2. Multilingual aspects. There are plans to expose SKOS data for the upper levels of UDC. An HTML interface to this “UDC summary” is already available online, and includes collected translations of textual labels in many languages (see progress report) . For example, we can look up 331.4 and find (in hierarchical context) definitions in English (“Working environment. Workplace design. Occupational safety. Hygiene at work. Accidents at work”), alongside e.g. Spanish (“Entorno del trabajo. Diseño del lugar de trabajo. Seguridad laboral. Higiene laboral. Accidentes de trabajo”), CroatianArmenian, …

Linked Data is about sharing work; if someone else has gone to the trouble of making such translations, it is probably worth exploring ways of re-using them. Numeric data is (in theory) linguistically neutral; this should make linking to translations particularly attractive. Much of the work around RDF and stats is about providing sufficient context to the raw values to help us understand what is really meant by “66” in some particular dataset. By exploiting SDMX-RDF’s use of SKOS, it should be possible to go further and to link out to the wider literature on workplace fatalities. This kind of topical linking should work in both directions: exploring out from numeric data to related research, debate and findings, but also coming in and finding relevant datasets that are cross-referenced from books, articles and working papers.

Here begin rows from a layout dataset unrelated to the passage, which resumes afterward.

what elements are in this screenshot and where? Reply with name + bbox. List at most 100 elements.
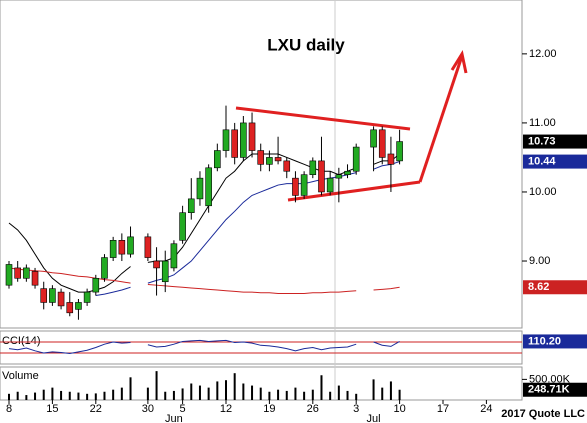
arrow-line xyxy=(418,55,464,183)
price-panel xyxy=(0,0,523,329)
candle-body xyxy=(335,174,343,179)
x-tick-label: 3 xyxy=(353,403,359,415)
volume-bar xyxy=(42,389,45,400)
volume-bar xyxy=(68,391,71,400)
candle-body xyxy=(187,198,195,213)
lower-trendline xyxy=(287,180,421,202)
month-label: Jul xyxy=(367,413,381,423)
candle-body xyxy=(49,288,56,303)
volume-bar xyxy=(8,393,10,400)
candle-body xyxy=(266,157,273,165)
volume-bar xyxy=(329,391,332,400)
x-tick-label: 5 xyxy=(180,403,186,415)
volume-bar xyxy=(34,392,37,400)
candle-body xyxy=(326,177,334,193)
candle-body xyxy=(352,146,360,172)
candle-body xyxy=(101,257,108,279)
volume-bar xyxy=(294,387,297,400)
volume-bar xyxy=(190,383,193,400)
volume-bar xyxy=(216,381,219,400)
volume-bar xyxy=(337,385,340,400)
volume-bar xyxy=(94,393,97,400)
candle-body xyxy=(318,160,325,193)
volume-bar xyxy=(146,387,149,400)
moving-average xyxy=(95,161,400,297)
candle-body xyxy=(274,157,282,162)
candle-body xyxy=(5,264,13,286)
volume-bar xyxy=(198,385,201,400)
copyright: 2017 Quote LLC xyxy=(501,408,585,420)
moving-average xyxy=(8,267,400,294)
x-tick-label: 10 xyxy=(393,403,405,415)
x-tick-label: 24 xyxy=(480,403,492,415)
candle-body xyxy=(248,122,256,151)
volume-bar xyxy=(16,391,19,400)
candle-body xyxy=(66,302,74,314)
candle-body xyxy=(127,236,134,255)
price-badge-label: 10.44 xyxy=(528,155,556,167)
candle-body xyxy=(396,141,403,162)
x-tick-label: 30 xyxy=(142,403,154,415)
price-badge xyxy=(523,280,587,295)
volume-bar xyxy=(285,390,288,400)
y-tick-label: 10.00 xyxy=(529,186,557,198)
x-tick-label: 8 xyxy=(6,403,12,415)
volume-bar xyxy=(389,381,392,400)
candle-body xyxy=(23,267,30,279)
candle-body xyxy=(222,129,230,151)
candle-body xyxy=(57,291,65,307)
volume-bar xyxy=(259,387,262,400)
candle-body xyxy=(309,160,317,176)
volume-bar xyxy=(311,389,314,400)
volume-bar xyxy=(164,391,167,400)
upper-trendline xyxy=(235,106,411,131)
price-badge-label: 10.73 xyxy=(528,135,556,147)
volume-badge-label: 248.71K xyxy=(528,384,570,396)
candle-body xyxy=(40,288,48,303)
candle-body xyxy=(214,150,221,169)
cci-label: CCI(14) xyxy=(2,335,41,347)
volume-bar xyxy=(129,377,132,400)
price-badge xyxy=(523,134,587,149)
candle-body xyxy=(344,170,351,176)
volume-bar xyxy=(372,379,375,400)
volume-bar xyxy=(155,371,158,400)
candle-body xyxy=(75,302,82,310)
volume-bar xyxy=(233,373,236,400)
chart-title: LXU daily xyxy=(267,35,345,54)
x-tick-label: 15 xyxy=(46,403,58,415)
candle-body xyxy=(31,271,39,286)
candle-body xyxy=(179,212,186,241)
arrow-head xyxy=(450,50,468,74)
volume-bar xyxy=(112,389,115,400)
volume-bar xyxy=(172,390,175,400)
volume-bar xyxy=(51,387,54,400)
volume-bar xyxy=(346,390,349,400)
volume-badge xyxy=(523,382,587,397)
volume-bar xyxy=(277,389,280,400)
candle-body xyxy=(170,243,178,269)
volume-tick-label: 500.00K xyxy=(529,373,571,385)
candle-body xyxy=(378,129,386,158)
candle-body xyxy=(257,150,265,165)
volume-bar xyxy=(225,380,227,400)
x-tick-label: 17 xyxy=(437,403,449,415)
candle-body xyxy=(14,267,21,279)
volume-bar xyxy=(268,391,271,400)
volume-bar xyxy=(303,391,306,400)
volume-bar xyxy=(355,393,358,400)
candle-body xyxy=(240,122,247,158)
candle-body xyxy=(292,177,299,196)
candle-body xyxy=(92,277,100,293)
volume-bar xyxy=(86,393,89,400)
candle-body xyxy=(83,291,91,303)
cci-line xyxy=(8,339,400,355)
volume-bar xyxy=(251,385,254,400)
cci-badge-label: 110.20 xyxy=(528,335,561,347)
candle-body xyxy=(109,240,117,258)
volume-bar xyxy=(242,383,245,400)
candle-body xyxy=(144,236,152,258)
x-tick-label: 12 xyxy=(220,403,232,415)
month-label: Jun xyxy=(165,413,183,423)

W3C recently launched a Library Linked Data group, I look forward to learning more about how libraries are thinking about connecting numeric and non-numeric information.

RDFa in Drupal 7: last call for feedback before alpha release

Stéphane has just posted a call for feedback on the Drupal 7 RDFa design, before the first official alpha release.

First reaction above all, is that this is great news! Very happy to see this work maturing.

I’ve tried to quickly suggest some tweaks to the vocab, by hacking his diagram in photoshop. All it really shows is that I’ve forgotten how to use photoshop, but I’ll upload it here anyway.

So if you click through to the full image, you can see my rough edits.

I’d suggest:

  1. Use (dcterms) dc:subject as the way of pointing from a document to it’s SKOS subject.
  2. Use (dcterms) dc:creator as the relationship between a document and the person that created it (note that in FOAF, we now declare foaf:maker to map as an equivalentProperty to (dcterms)dc:creator).
  3. Distinguish between the description of the person versus their account in the Drupal system; I would use foaf:Person for the human, and sioc:User (a kind of foaf:OnlineAccount) as the drupal account. The foaf property to link from the former to the latter is foaf:account (new name for foaf:holdsAccount).
  4. Focus on SIOC where it is most at-home: in modelling the structure of the discussion; threading, comments and dialog.
  5. Provide a generated URI for the person. I don’t 100% understand Stephane’s comment, “Hash URIs for identifying things different from the page describing them can be implemented quite easily but this case hasn’t emerged in core” but perhaps this will be difficult? I’d suggest using URIs ending “userpage#!person” so the fragment IDs can’t clash with HTML usage.

If the core release can provide this basic structure, including a hook for describing the human person rather than the site-specific account (ie. sioc:User) then extensions should be able to add their own richness. The current markup doesn’t quite work for that end, as the human user is only described indirectly (unless  I understand current reading of sioc:User).

Anyway, I’m nitpicking! This is really great, and a nice and well-deserved boost for the RDFa community.